HATEOAS

HATEOAS, an abbreviation for Hypermedia as the Engine of Application State, is a constraint of the REST application architecture that distinguishes it from most other network application architectures. The principle is that a client interacts with a network application entirely through hypermedia provided dynamically by application servers. A REST client needs no prior knowledge about how to interact with any particular application or server beyond a generic understanding of hypermedia. Contrast this with e.g. a service-oriented architecture (SOA), where clients and servers interact through a fixed interface shared through documentation or an interface description language (IDL).

The HATEOAS constraint serves to decouple client and server in a way that allows the server to evolve functionality independently.

Details

A REST client enters a REST application through a simple fixed URL. All future actions the client may take are discovered within resource representations returned from the server. The media types used for these representations, and the link relations they may contain, are standardized. The client transitions through application states by selecting from the links within a representation or by manipulating the representation in other ways afforded by its media type.

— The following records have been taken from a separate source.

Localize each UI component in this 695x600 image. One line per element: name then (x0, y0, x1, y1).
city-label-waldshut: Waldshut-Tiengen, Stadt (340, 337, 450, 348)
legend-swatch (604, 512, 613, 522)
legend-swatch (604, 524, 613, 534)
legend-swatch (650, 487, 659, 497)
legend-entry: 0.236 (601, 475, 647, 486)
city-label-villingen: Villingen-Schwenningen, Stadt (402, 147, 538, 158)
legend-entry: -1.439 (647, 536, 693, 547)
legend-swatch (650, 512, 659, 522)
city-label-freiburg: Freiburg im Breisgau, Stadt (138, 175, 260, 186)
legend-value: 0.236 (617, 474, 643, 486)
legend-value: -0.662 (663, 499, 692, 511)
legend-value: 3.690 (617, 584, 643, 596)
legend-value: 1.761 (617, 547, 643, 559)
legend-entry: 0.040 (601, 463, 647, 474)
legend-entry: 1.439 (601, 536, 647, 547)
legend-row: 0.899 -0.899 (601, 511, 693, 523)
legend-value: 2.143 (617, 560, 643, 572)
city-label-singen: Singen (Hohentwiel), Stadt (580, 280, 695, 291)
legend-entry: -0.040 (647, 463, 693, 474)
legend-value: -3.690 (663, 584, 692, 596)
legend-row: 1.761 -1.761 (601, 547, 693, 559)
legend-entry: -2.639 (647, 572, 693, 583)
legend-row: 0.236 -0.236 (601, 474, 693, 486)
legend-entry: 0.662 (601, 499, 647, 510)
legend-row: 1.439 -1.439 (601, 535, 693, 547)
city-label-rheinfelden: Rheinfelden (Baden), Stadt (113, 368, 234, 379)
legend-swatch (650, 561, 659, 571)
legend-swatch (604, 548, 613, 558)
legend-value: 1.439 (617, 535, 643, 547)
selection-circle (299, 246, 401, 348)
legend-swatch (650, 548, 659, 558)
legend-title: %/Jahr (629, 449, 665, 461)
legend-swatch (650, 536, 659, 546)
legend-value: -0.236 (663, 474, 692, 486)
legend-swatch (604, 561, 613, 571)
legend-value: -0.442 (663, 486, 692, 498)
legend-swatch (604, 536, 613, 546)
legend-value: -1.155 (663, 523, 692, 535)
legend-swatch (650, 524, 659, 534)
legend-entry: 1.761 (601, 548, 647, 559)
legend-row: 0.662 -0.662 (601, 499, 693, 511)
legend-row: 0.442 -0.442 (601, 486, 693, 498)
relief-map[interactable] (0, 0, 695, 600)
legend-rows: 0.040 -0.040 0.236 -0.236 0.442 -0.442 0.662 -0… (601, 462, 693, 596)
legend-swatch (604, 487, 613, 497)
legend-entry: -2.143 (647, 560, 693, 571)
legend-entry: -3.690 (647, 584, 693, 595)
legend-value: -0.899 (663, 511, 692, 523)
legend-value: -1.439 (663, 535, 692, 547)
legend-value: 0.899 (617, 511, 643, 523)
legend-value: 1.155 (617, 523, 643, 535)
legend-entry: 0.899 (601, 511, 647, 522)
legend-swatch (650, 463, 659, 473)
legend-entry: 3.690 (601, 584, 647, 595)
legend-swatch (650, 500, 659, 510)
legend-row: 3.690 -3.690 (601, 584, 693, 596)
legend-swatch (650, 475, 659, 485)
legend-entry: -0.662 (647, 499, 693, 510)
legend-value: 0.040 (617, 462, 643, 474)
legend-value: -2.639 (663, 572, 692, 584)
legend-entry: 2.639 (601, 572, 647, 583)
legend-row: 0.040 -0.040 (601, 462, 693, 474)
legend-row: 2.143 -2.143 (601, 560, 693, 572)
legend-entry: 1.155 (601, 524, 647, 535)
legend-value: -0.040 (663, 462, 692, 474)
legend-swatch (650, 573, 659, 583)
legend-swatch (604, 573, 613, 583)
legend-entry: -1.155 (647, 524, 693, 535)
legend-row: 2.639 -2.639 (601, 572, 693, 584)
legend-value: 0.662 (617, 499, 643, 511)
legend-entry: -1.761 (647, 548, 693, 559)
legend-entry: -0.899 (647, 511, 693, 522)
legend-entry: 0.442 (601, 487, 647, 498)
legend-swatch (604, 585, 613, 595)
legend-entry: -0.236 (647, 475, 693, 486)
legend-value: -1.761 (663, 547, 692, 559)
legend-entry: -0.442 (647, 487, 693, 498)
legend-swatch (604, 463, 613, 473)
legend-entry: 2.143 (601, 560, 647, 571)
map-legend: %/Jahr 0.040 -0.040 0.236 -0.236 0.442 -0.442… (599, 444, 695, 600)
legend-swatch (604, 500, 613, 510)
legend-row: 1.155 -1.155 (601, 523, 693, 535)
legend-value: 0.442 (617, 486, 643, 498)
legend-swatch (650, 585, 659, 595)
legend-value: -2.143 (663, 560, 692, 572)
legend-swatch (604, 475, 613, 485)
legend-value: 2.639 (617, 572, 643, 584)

In this way, RESTful interaction is driven by hypermedia, rather than out-of-band information.[1]

A client does not need to understand every media type and communication mechanism offered by the server and this understanding may be improved on the fly through "code-on-demand" provided to the client by the server.[2]

Origins

The HATEOAS constraint is an essential part of the "uniform interface" feature of REST, as defined in Roy Fielding's doctoral dissertation.[2] Fielding has further described the concept on his blog.[1]

The purpose of some of the strictness of this and other REST constraints, Fielding explains, is "software design on the scale of decades: every detail is intended to promote software longevity and independent evolution. Many of the constraints are directly opposed to short-term efficiency. Unfortunately, people are fairly good at short-term design, and usually awful at long-term design."[1]